Douglas Fordham
Project
"Aquatint Empires"Project Summary: My research examines the importance of what used to be known as 'English Coloured Books' to the conceptualization and visualization of the British Empire. A great many of these images were produced in the medium of aquatint, a tonal intaglio process that encouraged certain types of visual themes, historical narratives, and viewer responses. Three ambitious and beautifully illustrated publications lie at the heart of my account, Thomas Daniell’s Hindoo Excavations (1803), William Alexander’s Costume of China (1805), and Samuel Daniell’s African Scenery and Animals (1804–05). My research has taken me to two of the three locales represented in these books, namely Western India and Southern Africa, and I look forward to traveling to Beijing in September. I have completed most of my primary research in archives in London, New Haven, Johannesburg, and Cape Town, and I’m looking forward to pressing ahead with analysis and writing of the book.

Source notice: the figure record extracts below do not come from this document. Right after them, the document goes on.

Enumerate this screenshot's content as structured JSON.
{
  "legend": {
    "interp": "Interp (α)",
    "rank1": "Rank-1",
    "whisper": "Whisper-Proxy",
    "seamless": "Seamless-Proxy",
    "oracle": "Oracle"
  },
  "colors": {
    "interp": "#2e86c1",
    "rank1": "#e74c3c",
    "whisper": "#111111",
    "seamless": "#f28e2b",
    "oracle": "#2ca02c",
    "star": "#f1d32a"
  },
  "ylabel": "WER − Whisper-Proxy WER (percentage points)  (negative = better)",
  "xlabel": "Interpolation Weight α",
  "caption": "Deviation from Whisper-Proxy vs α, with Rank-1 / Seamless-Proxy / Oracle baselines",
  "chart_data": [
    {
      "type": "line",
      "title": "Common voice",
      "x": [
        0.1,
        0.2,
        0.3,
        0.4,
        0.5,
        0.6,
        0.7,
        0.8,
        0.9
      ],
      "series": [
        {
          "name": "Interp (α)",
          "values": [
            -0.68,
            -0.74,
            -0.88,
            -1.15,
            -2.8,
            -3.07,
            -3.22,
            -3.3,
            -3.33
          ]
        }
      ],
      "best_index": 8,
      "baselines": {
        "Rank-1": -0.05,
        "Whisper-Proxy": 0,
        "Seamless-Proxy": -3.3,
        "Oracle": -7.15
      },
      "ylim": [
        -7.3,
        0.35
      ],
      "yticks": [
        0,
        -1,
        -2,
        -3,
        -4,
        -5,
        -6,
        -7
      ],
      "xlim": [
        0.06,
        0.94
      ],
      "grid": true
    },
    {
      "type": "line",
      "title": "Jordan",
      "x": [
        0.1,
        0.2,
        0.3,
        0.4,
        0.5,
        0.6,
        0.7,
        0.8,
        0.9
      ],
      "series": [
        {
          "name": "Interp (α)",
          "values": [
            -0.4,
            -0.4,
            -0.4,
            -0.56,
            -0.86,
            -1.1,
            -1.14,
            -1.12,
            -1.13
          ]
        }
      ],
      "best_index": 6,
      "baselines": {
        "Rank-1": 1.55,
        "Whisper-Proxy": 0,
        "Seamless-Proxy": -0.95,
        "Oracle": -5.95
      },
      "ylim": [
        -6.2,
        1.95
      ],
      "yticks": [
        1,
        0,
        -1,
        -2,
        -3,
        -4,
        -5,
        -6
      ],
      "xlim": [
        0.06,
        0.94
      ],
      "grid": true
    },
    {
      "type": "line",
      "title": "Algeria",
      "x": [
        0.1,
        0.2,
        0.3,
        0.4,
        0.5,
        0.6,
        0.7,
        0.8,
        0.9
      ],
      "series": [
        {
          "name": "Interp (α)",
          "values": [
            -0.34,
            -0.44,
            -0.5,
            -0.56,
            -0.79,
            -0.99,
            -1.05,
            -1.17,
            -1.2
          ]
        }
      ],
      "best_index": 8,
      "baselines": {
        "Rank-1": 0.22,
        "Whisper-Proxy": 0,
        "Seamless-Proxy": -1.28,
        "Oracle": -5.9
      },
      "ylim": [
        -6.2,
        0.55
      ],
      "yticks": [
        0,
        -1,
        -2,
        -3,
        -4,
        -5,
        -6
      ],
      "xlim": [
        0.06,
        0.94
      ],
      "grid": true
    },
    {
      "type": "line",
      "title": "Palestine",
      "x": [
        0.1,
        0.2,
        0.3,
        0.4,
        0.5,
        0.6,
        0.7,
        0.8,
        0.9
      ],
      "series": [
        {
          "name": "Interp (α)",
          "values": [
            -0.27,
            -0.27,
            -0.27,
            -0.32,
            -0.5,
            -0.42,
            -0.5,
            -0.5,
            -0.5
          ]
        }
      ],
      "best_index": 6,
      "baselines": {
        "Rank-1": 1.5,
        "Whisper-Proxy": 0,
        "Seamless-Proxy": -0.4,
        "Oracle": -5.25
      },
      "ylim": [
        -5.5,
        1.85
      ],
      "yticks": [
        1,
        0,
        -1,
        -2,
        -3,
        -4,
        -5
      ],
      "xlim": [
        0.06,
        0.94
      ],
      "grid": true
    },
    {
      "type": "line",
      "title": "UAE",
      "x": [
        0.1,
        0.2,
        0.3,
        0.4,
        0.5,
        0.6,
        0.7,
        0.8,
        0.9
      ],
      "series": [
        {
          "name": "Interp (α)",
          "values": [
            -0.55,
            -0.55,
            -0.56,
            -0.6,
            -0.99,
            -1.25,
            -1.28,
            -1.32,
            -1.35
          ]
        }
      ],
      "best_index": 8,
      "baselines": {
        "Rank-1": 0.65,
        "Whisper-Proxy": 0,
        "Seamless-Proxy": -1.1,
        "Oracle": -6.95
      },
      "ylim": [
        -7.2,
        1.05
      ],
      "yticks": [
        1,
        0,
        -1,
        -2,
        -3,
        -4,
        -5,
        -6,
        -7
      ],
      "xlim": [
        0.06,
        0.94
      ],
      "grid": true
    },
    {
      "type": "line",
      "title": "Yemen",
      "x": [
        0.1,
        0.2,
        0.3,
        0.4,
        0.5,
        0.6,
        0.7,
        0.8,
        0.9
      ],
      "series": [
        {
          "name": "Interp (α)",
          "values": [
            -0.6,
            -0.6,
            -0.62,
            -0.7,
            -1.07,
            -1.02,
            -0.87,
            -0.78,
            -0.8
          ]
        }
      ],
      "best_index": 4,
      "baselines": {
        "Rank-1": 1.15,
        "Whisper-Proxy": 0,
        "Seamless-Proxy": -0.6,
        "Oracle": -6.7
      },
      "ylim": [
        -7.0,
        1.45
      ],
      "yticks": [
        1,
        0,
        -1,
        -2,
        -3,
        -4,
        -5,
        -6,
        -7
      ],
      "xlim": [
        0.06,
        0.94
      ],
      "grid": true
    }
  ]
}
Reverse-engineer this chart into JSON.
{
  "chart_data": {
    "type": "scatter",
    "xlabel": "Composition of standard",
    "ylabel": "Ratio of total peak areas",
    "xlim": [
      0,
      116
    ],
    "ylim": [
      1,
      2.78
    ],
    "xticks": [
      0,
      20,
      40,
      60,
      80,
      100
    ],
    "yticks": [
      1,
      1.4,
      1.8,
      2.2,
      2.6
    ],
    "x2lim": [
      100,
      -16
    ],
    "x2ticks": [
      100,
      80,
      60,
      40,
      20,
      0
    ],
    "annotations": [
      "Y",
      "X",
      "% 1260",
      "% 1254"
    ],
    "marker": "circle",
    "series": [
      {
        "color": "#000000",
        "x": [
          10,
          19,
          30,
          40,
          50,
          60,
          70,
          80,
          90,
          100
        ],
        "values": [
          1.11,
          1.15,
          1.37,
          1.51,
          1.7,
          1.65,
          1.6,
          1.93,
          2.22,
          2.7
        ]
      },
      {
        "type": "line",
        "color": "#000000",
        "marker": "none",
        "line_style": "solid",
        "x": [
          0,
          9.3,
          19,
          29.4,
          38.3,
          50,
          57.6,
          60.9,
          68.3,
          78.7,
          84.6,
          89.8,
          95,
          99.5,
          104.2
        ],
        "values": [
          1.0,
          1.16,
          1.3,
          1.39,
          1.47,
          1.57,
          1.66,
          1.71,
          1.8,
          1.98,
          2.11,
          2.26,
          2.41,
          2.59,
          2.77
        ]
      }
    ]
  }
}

While based in art-historical methods, this project could also be described as a historicist version of media studies, as I examine a moment in which British artists traveled further than ever before, but were compelled to send their drawings and paintings back to London to be reproduced and distributed. Bibliographic studies, and my work with the Rare Book School, has also been invaluable to the questions and methods pursued here. My research asks what these publications might reveal about Britain’s place in the world following the Treaty of Amiens of 1802. More broadly, it considers seriality as empire: how did elaborate aquatint publications color British visions of Africa, Asia, and beyond?